Or sur ce point, Limagrain n'apporte pas de contradiction probante, et s'en tient à répéter les dénégations de son directeur lors de l'interview.
"Ils ont demandé à pouvoir filmer l’entretien"
Le contre-feu de Limagrain s'arrêtera-t-il là ? Pour rappel, en janvier, la diffusion d’un numéro d’Envoyé spécial (France 2) sur le glyphosate a déchaîné les foudres de certains professionnels de l'agro-alimentaire sur Twitter. Sans oublier les salves de la journaliste de L'Opinion Emmanuelle Ducros s'en prenant à Envoyé Spécial
, ainsi qu'à son journaliste Tristan Waleckx, en l’accusant d'agri-bashing. (Nos articles ici et là).
"J’ai vu le phénomène se développer sur Twitter pendant la diffusion, avec les mêmes noms qui reviennent, dont les tweets sont relayés par les mêmes personnes", constate la journaliste de Cash, Linda Bendali. "C'est le jeu, c'est de bonne guerre, ça permet de faire planer le doute sur nos infos. Ce n'est pas nouveau, pour les entreprises, ça a toujours été une façon de tenter de reprendre la main sur leur communication. Je crois pourtant, et c’était important pour nous, qu’on a amplement donné la parole à Limagrain dans l’émission."
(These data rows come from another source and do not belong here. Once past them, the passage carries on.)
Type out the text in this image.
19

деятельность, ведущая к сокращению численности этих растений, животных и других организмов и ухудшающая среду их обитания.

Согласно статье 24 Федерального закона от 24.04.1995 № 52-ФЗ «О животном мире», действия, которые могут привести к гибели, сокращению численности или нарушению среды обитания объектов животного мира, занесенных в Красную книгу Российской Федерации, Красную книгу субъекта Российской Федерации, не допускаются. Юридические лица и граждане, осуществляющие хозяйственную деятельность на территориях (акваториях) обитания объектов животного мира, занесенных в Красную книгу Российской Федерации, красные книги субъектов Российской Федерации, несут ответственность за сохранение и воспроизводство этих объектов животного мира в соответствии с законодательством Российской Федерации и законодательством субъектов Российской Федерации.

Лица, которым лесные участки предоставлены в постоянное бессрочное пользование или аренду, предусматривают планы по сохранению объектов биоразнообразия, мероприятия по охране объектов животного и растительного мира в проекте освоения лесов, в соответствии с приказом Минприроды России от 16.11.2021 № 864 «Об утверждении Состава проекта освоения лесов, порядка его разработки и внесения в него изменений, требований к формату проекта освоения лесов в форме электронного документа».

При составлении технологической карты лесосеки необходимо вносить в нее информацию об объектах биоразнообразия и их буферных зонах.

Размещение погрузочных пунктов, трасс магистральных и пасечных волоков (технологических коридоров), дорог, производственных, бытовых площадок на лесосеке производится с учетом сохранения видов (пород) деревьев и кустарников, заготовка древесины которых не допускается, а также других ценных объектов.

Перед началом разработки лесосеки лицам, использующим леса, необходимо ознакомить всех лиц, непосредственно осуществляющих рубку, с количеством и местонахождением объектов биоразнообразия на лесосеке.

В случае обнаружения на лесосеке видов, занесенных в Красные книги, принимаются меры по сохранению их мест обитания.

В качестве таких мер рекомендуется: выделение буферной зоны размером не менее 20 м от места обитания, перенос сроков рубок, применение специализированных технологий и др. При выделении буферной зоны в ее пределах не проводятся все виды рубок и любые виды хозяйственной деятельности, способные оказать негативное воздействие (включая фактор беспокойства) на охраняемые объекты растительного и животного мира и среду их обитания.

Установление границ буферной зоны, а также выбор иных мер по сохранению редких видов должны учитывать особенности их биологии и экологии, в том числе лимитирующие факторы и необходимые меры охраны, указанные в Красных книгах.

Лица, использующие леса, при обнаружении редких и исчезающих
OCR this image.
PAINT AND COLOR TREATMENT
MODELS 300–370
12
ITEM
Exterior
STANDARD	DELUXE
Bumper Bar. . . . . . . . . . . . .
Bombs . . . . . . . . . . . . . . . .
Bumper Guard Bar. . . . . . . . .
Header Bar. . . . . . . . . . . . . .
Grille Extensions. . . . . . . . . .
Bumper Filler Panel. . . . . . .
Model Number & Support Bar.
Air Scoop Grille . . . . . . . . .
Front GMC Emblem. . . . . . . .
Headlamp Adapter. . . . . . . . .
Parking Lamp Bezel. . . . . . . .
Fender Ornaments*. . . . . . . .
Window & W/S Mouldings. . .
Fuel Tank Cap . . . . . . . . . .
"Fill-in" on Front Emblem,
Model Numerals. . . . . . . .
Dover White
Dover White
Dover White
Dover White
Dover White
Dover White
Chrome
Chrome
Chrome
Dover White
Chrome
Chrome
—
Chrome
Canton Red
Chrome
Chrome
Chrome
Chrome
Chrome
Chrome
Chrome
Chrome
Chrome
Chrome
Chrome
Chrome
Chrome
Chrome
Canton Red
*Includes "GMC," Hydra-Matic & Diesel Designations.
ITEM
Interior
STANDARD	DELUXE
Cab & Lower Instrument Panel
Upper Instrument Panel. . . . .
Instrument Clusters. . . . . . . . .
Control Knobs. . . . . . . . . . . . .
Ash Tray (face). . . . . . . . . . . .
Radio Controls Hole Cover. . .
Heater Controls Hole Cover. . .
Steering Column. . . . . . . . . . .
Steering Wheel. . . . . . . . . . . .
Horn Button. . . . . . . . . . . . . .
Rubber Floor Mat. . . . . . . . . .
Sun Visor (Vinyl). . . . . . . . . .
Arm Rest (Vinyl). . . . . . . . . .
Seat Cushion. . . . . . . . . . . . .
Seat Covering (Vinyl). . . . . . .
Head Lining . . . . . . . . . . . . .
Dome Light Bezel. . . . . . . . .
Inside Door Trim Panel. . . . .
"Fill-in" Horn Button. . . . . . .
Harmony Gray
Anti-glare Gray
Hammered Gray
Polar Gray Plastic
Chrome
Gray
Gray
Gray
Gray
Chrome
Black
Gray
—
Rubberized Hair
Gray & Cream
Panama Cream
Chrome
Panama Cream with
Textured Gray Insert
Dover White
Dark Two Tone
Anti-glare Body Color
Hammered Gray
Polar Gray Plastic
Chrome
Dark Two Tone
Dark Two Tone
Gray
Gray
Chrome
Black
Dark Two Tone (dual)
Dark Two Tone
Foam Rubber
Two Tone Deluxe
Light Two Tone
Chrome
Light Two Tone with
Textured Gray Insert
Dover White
Le rédacteur en chef de Cash raconte : "Linda [Bendali] a travaillé un an sur cette enquête. Pour obtenir une interview de Limagrain, ça a été très compliqué, quatre mois de discussions. Au début, ça a été «oui», puis «non», mais ça nous semblait extrêmement important que le groupe puisse répondre." Il raconte : "Après avoir accepté, ils nous ont demandé un mois pour se préparer. On a accepté. On leur a envoyé très précisément les thématiques. Ils ont demandé à pouvoir filmer l’entretien, c’est leur choix, on a accepté. On ne leur a pas caché qu’on était allés en Inde, qu'on avait rencontré les gens de leur filiale sur place. Tout était sur la table." Ce jeudi, l’émission a publié sur Twitter sa réponse à Limagrain. En attendant la contre-offensive suivante ?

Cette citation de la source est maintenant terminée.